O sucesso dessa estratégia depende da capacidade de as lojas se comunicarem eficazmente com seus clientes, utilizando tecnologia para integrar a experiência de compra. Ao oferecer experiências interativas e personalizadas, as lojas podem aumentar a fidelização e promover um crescimento saudável das vendas.
Expectativas para o Futuro do Setor
À medida que olhamos para 2026, as expectativas são de que a queda sustentável da Selic irá moldar um cenário positivo para os shoppings. As projeções de Pedro Carraz vão além da simples expectativa de melhores vendas; ele acredita que a relação entre o aumento da renda disponível e a redução da taxa de juros proporcionará um ciclo virtuoso. Essa visão otimista se baseia na crença de que, mesmo com incertezas macroeconômicas, o consumo em shoppings poderá se beneficiar.
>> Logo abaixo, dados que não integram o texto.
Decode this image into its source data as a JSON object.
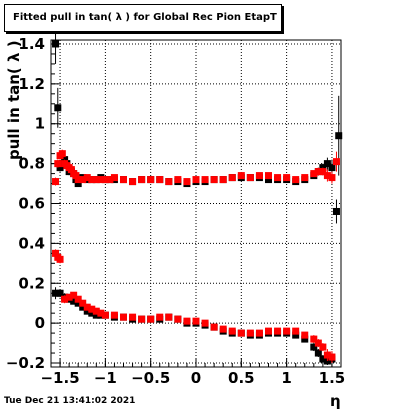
{
  "title": "Fitted pull in tan( λ ) for Global Rec Pion EtapT",
  "timestamp": "Tue Dec 21 13:41:02 2021",
  "chart_data": {
    "type": "scatter",
    "xlabel": "η",
    "ylabel": "pull in tan( λ )",
    "xlim": [
      -1.6,
      1.6
    ],
    "ylim": [
      -0.22,
      1.42
    ],
    "xticks": [
      -1.5,
      -1,
      -0.5,
      0,
      0.5,
      1,
      1.5
    ],
    "xtick_labels": [
      "−1.5",
      "−1",
      "−0.5",
      "0",
      "0.5",
      "1",
      "1.5"
    ],
    "yticks": [
      -0.2,
      0,
      0.2,
      0.4,
      0.6,
      0.8,
      1,
      1.2,
      1.4
    ],
    "ytick_labels": [
      "−0.2",
      "0",
      "0.2",
      "0.4",
      "0.6",
      "0.8",
      "1",
      "1.2",
      "1.4"
    ],
    "grid": true,
    "series": [
      {
        "color": "#000000",
        "x": [
          -1.55,
          -1.525,
          -1.5,
          -1.475,
          -1.45,
          -1.425,
          -1.4,
          -1.375,
          -1.35,
          -1.325,
          -1.3,
          -1.25,
          -1.2,
          -1.15,
          -1.1,
          -1.05,
          -1.0,
          -0.95,
          -0.9,
          -0.8,
          -0.7,
          -0.6,
          -0.5,
          -0.4,
          -0.3,
          -0.2,
          -0.1,
          0.0,
          0.1,
          0.2,
          0.3,
          0.4,
          0.5,
          0.6,
          0.7,
          0.8,
          0.9,
          1.0,
          1.1,
          1.2,
          1.3,
          1.35,
          1.4,
          1.45,
          1.5,
          1.55,
          1.575
        ],
        "y": [
          1.4,
          1.08,
          0.78,
          0.8,
          0.82,
          0.8,
          0.76,
          0.76,
          0.75,
          0.72,
          0.7,
          0.73,
          0.72,
          0.72,
          0.72,
          0.73,
          0.72,
          0.72,
          0.72,
          0.72,
          0.71,
          0.72,
          0.72,
          0.72,
          0.71,
          0.71,
          0.7,
          0.71,
          0.71,
          0.72,
          0.72,
          0.73,
          0.73,
          0.73,
          0.73,
          0.72,
          0.72,
          0.72,
          0.71,
          0.72,
          0.74,
          0.76,
          0.78,
          0.8,
          0.78,
          0.56,
          0.94
        ],
        "yerr": [
          0.1,
          0.1,
          0.02,
          0.02,
          0.02,
          0.02,
          0.01,
          0.01,
          0.01,
          0.01,
          0.01,
          0.01,
          0.01,
          0.01,
          0.01,
          0.01,
          0.01,
          0.01,
          0.01,
          0.01,
          0.01,
          0.01,
          0.01,
          0.01,
          0.01,
          0.01,
          0.01,
          0.01,
          0.01,
          0.01,
          0.01,
          0.01,
          0.01,
          0.01,
          0.01,
          0.01,
          0.01,
          0.01,
          0.01,
          0.01,
          0.01,
          0.02,
          0.02,
          0.03,
          0.04,
          0.06,
          0.2
        ]
      },
      {
        "color": "#ff0000",
        "x": [
          -1.55,
          -1.525,
          -1.5,
          -1.475,
          -1.45,
          -1.425,
          -1.4,
          -1.375,
          -1.35,
          -1.325,
          -1.3,
          -1.25,
          -1.2,
          -1.15,
          -1.1,
          -1.05,
          -1.0,
          -0.95,
          -0.9,
          -0.8,
          -0.7,
          -0.6,
          -0.5,
          -0.4,
          -0.3,
          -0.2,
          -0.1,
          0.0,
          0.1,
          0.2,
          0.3,
          0.4,
          0.5,
          0.6,
          0.7,
          0.8,
          0.9,
          1.0,
          1.1,
          1.2,
          1.3,
          1.35,
          1.4,
          1.45,
          1.5,
          1.55
        ],
        "y": [
          0.71,
          0.8,
          0.84,
          0.85,
          0.8,
          0.79,
          0.78,
          0.77,
          0.75,
          0.74,
          0.72,
          0.72,
          0.73,
          0.72,
          0.72,
          0.72,
          0.72,
          0.72,
          0.73,
          0.72,
          0.71,
          0.72,
          0.72,
          0.72,
          0.71,
          0.72,
          0.71,
          0.72,
          0.72,
          0.72,
          0.72,
          0.73,
          0.74,
          0.73,
          0.74,
          0.74,
          0.73,
          0.73,
          0.72,
          0.73,
          0.75,
          0.76,
          0.76,
          0.74,
          0.73,
          0.81
        ],
        "yerr": [
          0.02,
          0.02,
          0.02,
          0.02,
          0.02,
          0.02,
          0.01,
          0.01,
          0.01,
          0.01,
          0.01,
          0.01,
          0.01,
          0.01,
          0.01,
          0.01,
          0.01,
          0.01,
          0.01,
          0.01,
          0.01,
          0.01,
          0.01,
          0.01,
          0.01,
          0.01,
          0.01,
          0.01,
          0.01,
          0.01,
          0.01,
          0.01,
          0.01,
          0.01,
          0.01,
          0.01,
          0.01,
          0.01,
          0.01,
          0.01,
          0.01,
          0.02,
          0.02,
          0.03,
          0.03,
          0.05
        ]
      },
      {
        "color": "#000000",
        "x": [
          -1.55,
          -1.5,
          -1.45,
          -1.4,
          -1.35,
          -1.3,
          -1.25,
          -1.2,
          -1.15,
          -1.1,
          -1.05,
          -1.0,
          -0.9,
          -0.8,
          -0.7,
          -0.6,
          -0.5,
          -0.4,
          -0.3,
          -0.2,
          -0.1,
          0.0,
          0.1,
          0.2,
          0.3,
          0.4,
          0.5,
          0.6,
          0.7,
          0.8,
          0.9,
          1.0,
          1.1,
          1.2,
          1.3,
          1.35,
          1.4,
          1.45,
          1.5
        ],
        "y": [
          0.15,
          0.15,
          0.13,
          0.12,
          0.11,
          0.1,
          0.08,
          0.06,
          0.05,
          0.04,
          0.04,
          0.04,
          0.03,
          0.03,
          0.02,
          0.02,
          0.02,
          0.02,
          0.03,
          0.02,
          0.0,
          0.0,
          -0.01,
          -0.02,
          -0.04,
          -0.05,
          -0.05,
          -0.06,
          -0.06,
          -0.05,
          -0.05,
          -0.05,
          -0.06,
          -0.08,
          -0.12,
          -0.15,
          -0.18,
          -0.19,
          -0.18
        ],
        "yerr": [
          0.03,
          0.02,
          0.02,
          0.01,
          0.01,
          0.01,
          0.01,
          0.01,
          0.01,
          0.01,
          0.01,
          0.01,
          0.01,
          0.01,
          0.01,
          0.01,
          0.01,
          0.01,
          0.01,
          0.01,
          0.01,
          0.01,
          0.01,
          0.01,
          0.01,
          0.01,
          0.01,
          0.01,
          0.01,
          0.01,
          0.01,
          0.01,
          0.01,
          0.01,
          0.02,
          0.02,
          0.02,
          0.02,
          0.03
        ]
      },
      {
        "color": "#ff0000",
        "x": [
          -1.55,
          -1.525,
          -1.5,
          -1.45,
          -1.4,
          -1.35,
          -1.3,
          -1.25,
          -1.2,
          -1.15,
          -1.1,
          -1.05,
          -1.0,
          -0.9,
          -0.8,
          -0.7,
          -0.6,
          -0.5,
          -0.4,
          -0.3,
          -0.2,
          -0.1,
          0.0,
          0.1,
          0.2,
          0.3,
          0.4,
          0.5,
          0.6,
          0.7,
          0.8,
          0.9,
          1.0,
          1.1,
          1.2,
          1.3,
          1.35,
          1.4,
          1.45,
          1.5
        ],
        "y": [
          0.35,
          0.33,
          0.32,
          0.12,
          0.13,
          0.14,
          0.12,
          0.1,
          0.08,
          0.07,
          0.06,
          0.05,
          0.04,
          0.04,
          0.03,
          0.03,
          0.02,
          0.02,
          0.03,
          0.03,
          0.02,
          0.01,
          0.01,
          0.0,
          -0.02,
          -0.03,
          -0.04,
          -0.05,
          -0.05,
          -0.05,
          -0.04,
          -0.04,
          -0.04,
          -0.04,
          -0.06,
          -0.08,
          -0.1,
          -0.12,
          -0.16,
          -0.17
        ],
        "yerr": [
          0.02,
          0.02,
          0.02,
          0.02,
          0.01,
          0.01,
          0.01,
          0.01,
          0.01,
          0.01,
          0.01,
          0.01,
          0.01,
          0.01,
          0.01,
          0.01,
          0.01,
          0.01,
          0.01,
          0.01,
          0.01,
          0.01,
          0.01,
          0.01,
          0.01,
          0.01,
          0.01,
          0.01,
          0.01,
          0.01,
          0.01,
          0.01,
          0.01,
          0.01,
          0.01,
          0.02,
          0.02,
          0.02,
          0.03,
          0.03
        ]
      }
    ]
  }
}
O papel dos shoppings como locais de encontro e lazer, em vez de meros pontos de venda, será um fator essencial na promoção do crescimento. Assim, grandes players do mercado continuam a se adaptar e inovar, garantindo que a experiência do consumidor seja prioridade máxima. O otimismo no setor de shoppings está, portanto, associado não apenas à questão financeira, mas também à evolução do conceito de experiência de compra.
Dicas para os Investidores em Shoppings
Para aqueles que consideram investir no setor, é fundamental focar em shopping centers localizados em áreas estratégicas, que possuam uma oferta diversificada de serviços e experiências. Além disso, a análise de dados de fluxo de visitantes e desempenho de vendas pode oferecer insights valiosos para garantir que o investimento traga retorno efetivo. O mercado é dinâmico e, portanto, a flexibilidade para se ajustar às novas tendências de consumo é vital.
É uma jornada emocionante observar como o setor de shoppings evolui e se adapta em tempos de mudanças profundas. Com a redução das taxas de juros, estamos prestes a vivenciar um renascimento no consumo. Portanto, quem olha para o futuro percebe que as oportunidades estão pulsando, esperando para serem exploradas.
Tempo de Celebrar o Futuro dos Shoppings
A perspectiva de um juro menor que vai aumentar a venda em shoppings é um chamado à ação não apenas para os investidores, mas para todos que fazem parte desse ecossistema. A oportunidade está à frente, e aqueles que estiverem dispostos a inovar e se adaptar estarão prontos para colher os frutos de uma nova era no consumo.
Com um olhar atento às mudanças econômicas e uma abordagem proativa, o setor de shoppings pode não apenas se recuperar, mas também prosperar. O futuro parece brilhante, e a jornada apenas começou!